LEESBURG -- That thud you heard coming out of Leesburg Friday night was the sound of Lee County's football team hitting rock bottom.
It wasn't deafening, but it was numbing.
The Trojans, who were ripped, 69-28, by Thomas County Central, just hope they get some feeling back by next week when they meet Bainbridge in a game that could send them into the playoffs.
"We've got to find a lot more desire,'' Lee County coach Dean Fabrizio said. "We've got to find a lot more want-to. And we've got to find it (by) next week.''
In a game that held so much significance, Lee County simply was beaten in every phase and had no answer for TCC's option offense, which could have run to Atlanta untouched.
Beating TCC would have not only punched a postseason ticket for Lee County, but guaranteed a home field advantage in the first round.

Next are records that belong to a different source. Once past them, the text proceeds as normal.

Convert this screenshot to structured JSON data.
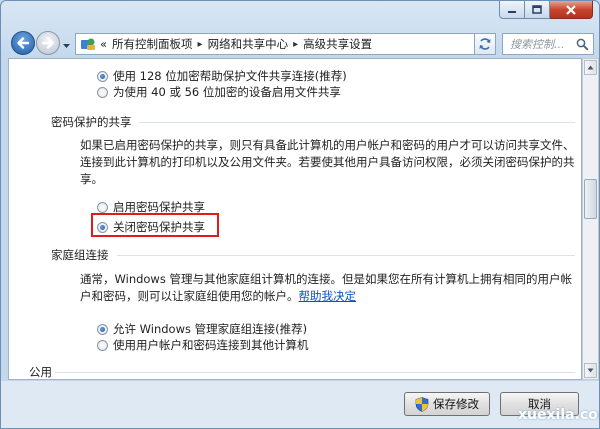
{
  "address_bar": {
    "prefix": "«",
    "breadcrumbs": [
      "所有控制面板项",
      "网络和共享中心",
      "高级共享设置"
    ]
  },
  "search": {
    "placeholder": "搜索控制..."
  },
  "options_top": [
    {
      "label": "使用 128 位加密帮助保护文件共享连接(推荐)",
      "checked": true
    },
    {
      "label": "为使用 40 或 56 位加密的设备启用文件共享",
      "checked": false
    }
  ],
  "password_section": {
    "title": "密码保护的共享",
    "description": "如果已启用密码保护的共享，则只有具备此计算机的用户帐户和密码的用户才可以访问共享文件、连接到此计算机的打印机以及公用文件夹。若要使其他用户具备访问权限，必须关闭密码保护的共享。",
    "options": [
      {
        "label": "启用密码保护共享",
        "checked": false
      },
      {
        "label": "关闭密码保护共享",
        "checked": true
      }
    ]
  },
  "homegroup_section": {
    "title": "家庭组连接",
    "description": "通常，Windows 管理与其他家庭组计算机的连接。但是如果您在所有计算机上拥有相同的用户帐户和密码，则可以让家庭组使用您的帐户。",
    "help_link": "帮助我决定",
    "options": [
      {
        "label": "允许 Windows 管理家庭组连接(推荐)",
        "checked": true
      },
      {
        "label": "使用用户帐户和密码连接到其他计算机",
        "checked": false
      }
    ]
  },
  "public_section": {
    "title": "公用"
  },
  "buttons": {
    "save": "保存修改",
    "cancel": "取消"
  },
  "watermark": "xuexila.com",
  "colors": {
    "highlight_box": "#e01b1b",
    "link": "#0a52c4"
  }
}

TCC won that and more. The Yellow Jackets, ranked 10th in the Class AAAA state poll, might be the second-best team in Georgia behind Northside, Warner Robins, which has beaten both TCC and Lee County and sits atop the state poll.
There's no doubt about who's No. 2 in Region 1-AAAA. TCC (6-2 and 4-1 in the region) had it wrapped up by halftime with a 55-14 lead, and could have started loading the bus during a running clock in the second half.

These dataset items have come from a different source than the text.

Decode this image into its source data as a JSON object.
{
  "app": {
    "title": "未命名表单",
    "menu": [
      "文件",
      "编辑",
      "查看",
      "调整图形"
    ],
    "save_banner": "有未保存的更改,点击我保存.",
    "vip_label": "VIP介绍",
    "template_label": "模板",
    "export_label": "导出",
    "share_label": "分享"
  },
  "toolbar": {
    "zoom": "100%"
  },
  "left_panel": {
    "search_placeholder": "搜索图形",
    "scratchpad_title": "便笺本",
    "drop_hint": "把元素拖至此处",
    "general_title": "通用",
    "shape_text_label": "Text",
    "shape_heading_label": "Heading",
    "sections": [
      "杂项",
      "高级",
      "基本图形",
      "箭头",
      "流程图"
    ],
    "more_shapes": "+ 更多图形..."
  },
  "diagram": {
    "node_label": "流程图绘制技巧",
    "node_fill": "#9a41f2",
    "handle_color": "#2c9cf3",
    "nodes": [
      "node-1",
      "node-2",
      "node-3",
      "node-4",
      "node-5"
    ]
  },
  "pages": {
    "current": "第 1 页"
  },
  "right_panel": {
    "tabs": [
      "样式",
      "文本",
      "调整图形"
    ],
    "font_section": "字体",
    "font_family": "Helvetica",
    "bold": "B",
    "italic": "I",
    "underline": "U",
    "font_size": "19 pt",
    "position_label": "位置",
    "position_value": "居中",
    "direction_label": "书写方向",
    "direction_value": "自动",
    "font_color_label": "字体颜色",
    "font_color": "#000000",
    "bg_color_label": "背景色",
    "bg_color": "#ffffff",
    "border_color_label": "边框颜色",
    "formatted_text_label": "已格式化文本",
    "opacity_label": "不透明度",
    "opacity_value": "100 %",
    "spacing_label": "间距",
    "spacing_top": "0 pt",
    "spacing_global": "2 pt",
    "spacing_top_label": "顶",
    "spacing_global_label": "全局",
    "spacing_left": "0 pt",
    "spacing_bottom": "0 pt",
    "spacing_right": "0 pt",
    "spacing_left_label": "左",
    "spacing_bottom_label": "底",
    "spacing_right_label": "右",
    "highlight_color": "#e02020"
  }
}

"We knew Lee County is capable of putting up a lot of points, so we wanted to start fast, and we did start fast,'' TCC coach Bill Shaver said. "Our defense got those two scores early, and that got us going.''
The Yellow Jackets never slowed down.
Malcolm Franklin grabbed a fumble and returned it 40 yards, and Toby Eaton picked off a pass and returned it 5 yards for a TD to give TCC a 20-0 lead. Eaton's TD seemed to inspire the Yellow Jackets, who weren't sure if he would play after Eaton's grandfather died this week
"It was great to see Toby Eaton score that touchdown,'' Shaver said. "He had such a tough week. His grandfather passed away this week, and he was emotionally down. We didn't know if he would play or not, so it was really great to see him make the interception and score.''
TCC quarterback Eric Dodson was unstoppable. He ran for three TDs in the first half, scoring on 7,- 10-, and 72-yard quarterback keepers that seemed to befuddle Lee County's defense. Dodson also tossed a 64-yard TD pass to tight end Nick Johnson, who was wide open on a third-and-6 play. Dodson left the game with about five minutes left in the half because of dehydration, but nothing changed when Adam Choice took over at QB.

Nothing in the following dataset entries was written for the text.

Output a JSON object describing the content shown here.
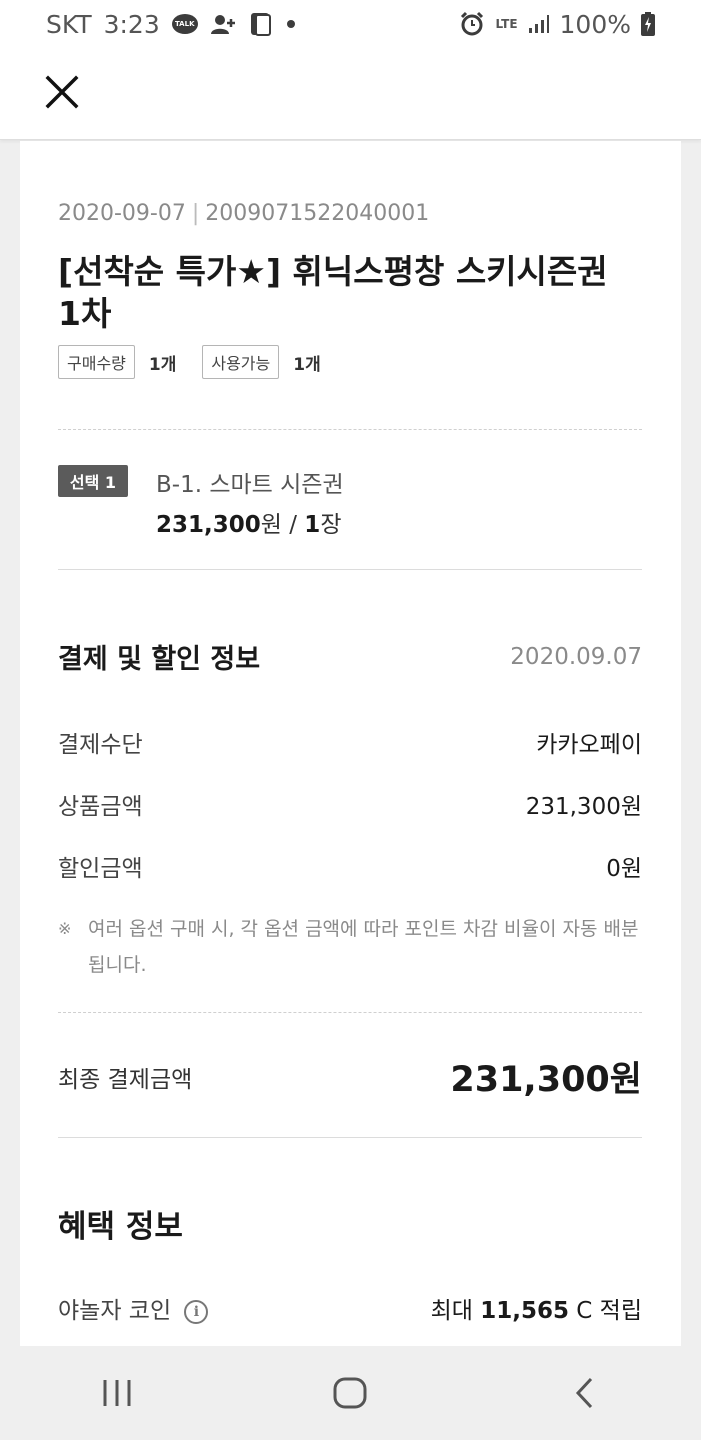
{
  "status_bar": {
    "carrier": "SKT",
    "time": "3:23",
    "talk_icon_text": "TALK",
    "network": "LTE",
    "battery": "100%"
  },
  "header": {
    "close_icon": "close-icon"
  },
  "order": {
    "date": "2020-09-07",
    "separator": "|",
    "order_number": "2009071522040001",
    "title": "[선착순 특가★] 휘닉스평창 스키시즌권 1차",
    "purchase_qty_label": "구매수량",
    "purchase_qty_value": "1개",
    "usable_label": "사용가능",
    "usable_value": "1개"
  },
  "option": {
    "badge": "선택 1",
    "name": "B-1. 스마트 시즌권",
    "price": "231,300",
    "price_unit": "원 / ",
    "qty": "1",
    "qty_unit": "장"
  },
  "payment": {
    "title": "결제 및 할인 정보",
    "date": "2020.09.07",
    "rows": [
      {
        "label": "결제수단",
        "value": "카카오페이"
      },
      {
        "label": "상품금액",
        "value": "231,300원"
      },
      {
        "label": "할인금액",
        "value": "0원"
      }
    ],
    "note_mark": "※",
    "note": "여러 옵션 구매 시, 각 옵션 금액에 따라 포인트 차감 비율이 자동 배분됩니다.",
    "final_label": "최종 결제금액",
    "final_value": "231,300원"
  },
  "benefit": {
    "title": "혜택 정보",
    "coin_label": "야놀자 코인",
    "coin_prefix": "최대 ",
    "coin_amount": "11,565",
    "coin_suffix": " C 적립"
  },
  "navbar": {
    "items": [
      "recent-apps",
      "home",
      "back"
    ]
  }
}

Choice kept the ball on his first series and ran 76 yards for a TD to make it 48-14 with 4:37 left in the half. Curtis Brooks went 37 yards to make it 55-14. Choice scored on a 65-yard run to open the second half.
The two TCC quarterbacks -- Dodson (nine carries for 142 yards), and Choice (eight carries for 149 yards) combined for 291 rushing yards on just 17 carries.
Lee County (6-2, and 3-2 in the region) pulled its starters after halftime.
"They played good and we didn't play good,'' said Lee County quarterback Justin Walker, who managed to throw two TD passes and complete 18 of 29 passes for 150 yards in the first half before sitting down for the rest of the night.
Walker was under a lot of pressure from a TCC line that includes Ray Drew, the top-rated high school recruit in Georgia and Rivals' 18th best player in the nation. Drew (6-foot-5, 255 pounds) knocked down three passes, forced an intentional grounding and created havoc for Walker, who entered the game leading all Georgia QBs in passing.
It was a long night for Walker, who found Sanford Seay for a 23-yard TD and a 29-yard TD. He just wanted to forget this one.
What's worse, losing like this, or losing a heartbreaker by one point?
"Both,'' Walker said.
It was that ugly.
"We weren't ready and that's on me,'' Fabrizio said. "We weren't prepared and that's my job. I'm supposed to get them ready, and we weren't ready. Give Thomas County credit. They are a great program, and they were ready to play. That's what great programs do.''
In the end, Lee County just couldn't stop the option.
"We stopped them on the first drive, but we didn't do a good job after that,'' Fabrizio said. "We had some turnovers early and got down, and then we got disheartened on defense and never recovered.''
That's where the Trojans are now. They have had a brilliant season -- one of the best in the school's history -- and have been one of the most prolific offenses in Georgia. But they have to win one of their final two games to have a chance at the playoffs.